5.5. Les informateurs

Les informateurs sont divisés en sept groupes avec quatorze personnes (sept de chaque sexe) dans chaque groupe, faisant un total de 98 personnes. Les trois groupes d'enfants sont divisés par tranche d'âge pour simuler l'évolution langagière, et dans le même but, les deux groupes d'apprenants L2 sont divisés par niveau de compétence dans la langue cible. Nous avons également deux groupes de contrôle. Tous les groupes d'informateurs seront présentés plus en détail ci-dessous.

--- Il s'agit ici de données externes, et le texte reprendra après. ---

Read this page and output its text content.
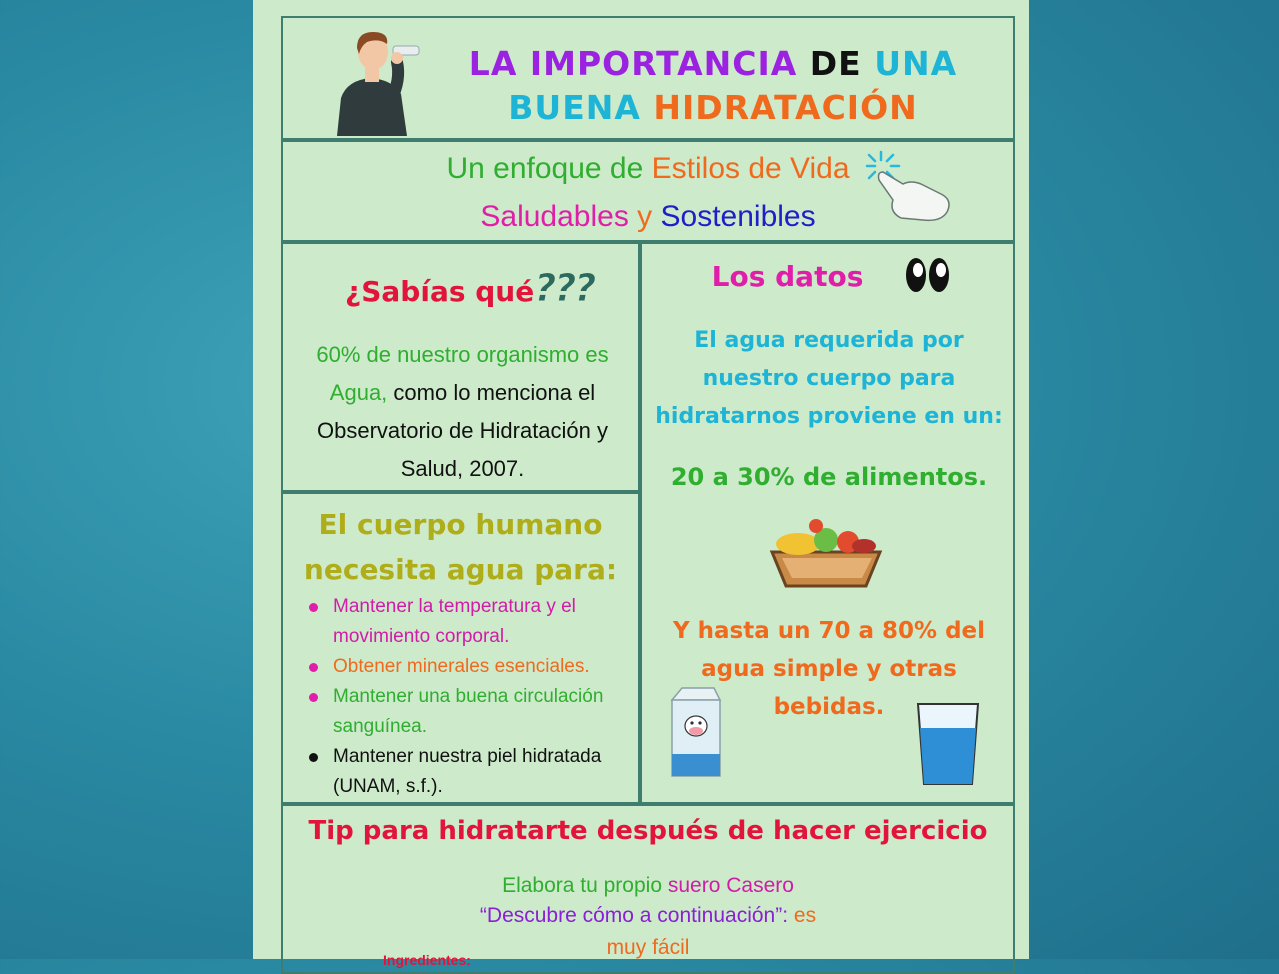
LA IMPORTANCIA DE UNA
BUENA HIDRATACIÓN
Un enfoque de Estilos de Vida
Saludables y Sostenibles
¿Sabías qué???
60% de nuestro organismo es Agua, como lo menciona el Observatorio de Hidratación y Salud, 2007.
El cuerpo humano necesita agua para:
Mantener la temperatura y el movimiento corporal.
Obtener minerales esenciales.
Mantener una buena circulación sanguínea.
Mantener nuestra piel hidratada (UNAM, s.f.).
Los datos
El agua requerida por nuestro cuerpo para hidratarnos proviene en un:
20 a 30% de alimentos.
Y hasta un 70 a 80% del agua simple y otras bebidas.
Tip para hidratarte después de hacer ejercicio
Elabora tu propio suero Casero
“Descubre cómo a continuación”: es
muy fácil
Ingredientes:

Il est évident qu'il existe une grande difficulté pour constituer des groupes d'informateurs qui se valent exactement au niveau sociolinguistique, mais nous sommes assez confiante lorsque nous disons que dans l'étude en question, cela a une moindre importance. Il s'agit effectivement de verbes très fréquents qui appartiennent à la langue quotidienne, et leur usage n'est pas conditionné par le registre de langue, ni par le niveau d'étude du locuteur.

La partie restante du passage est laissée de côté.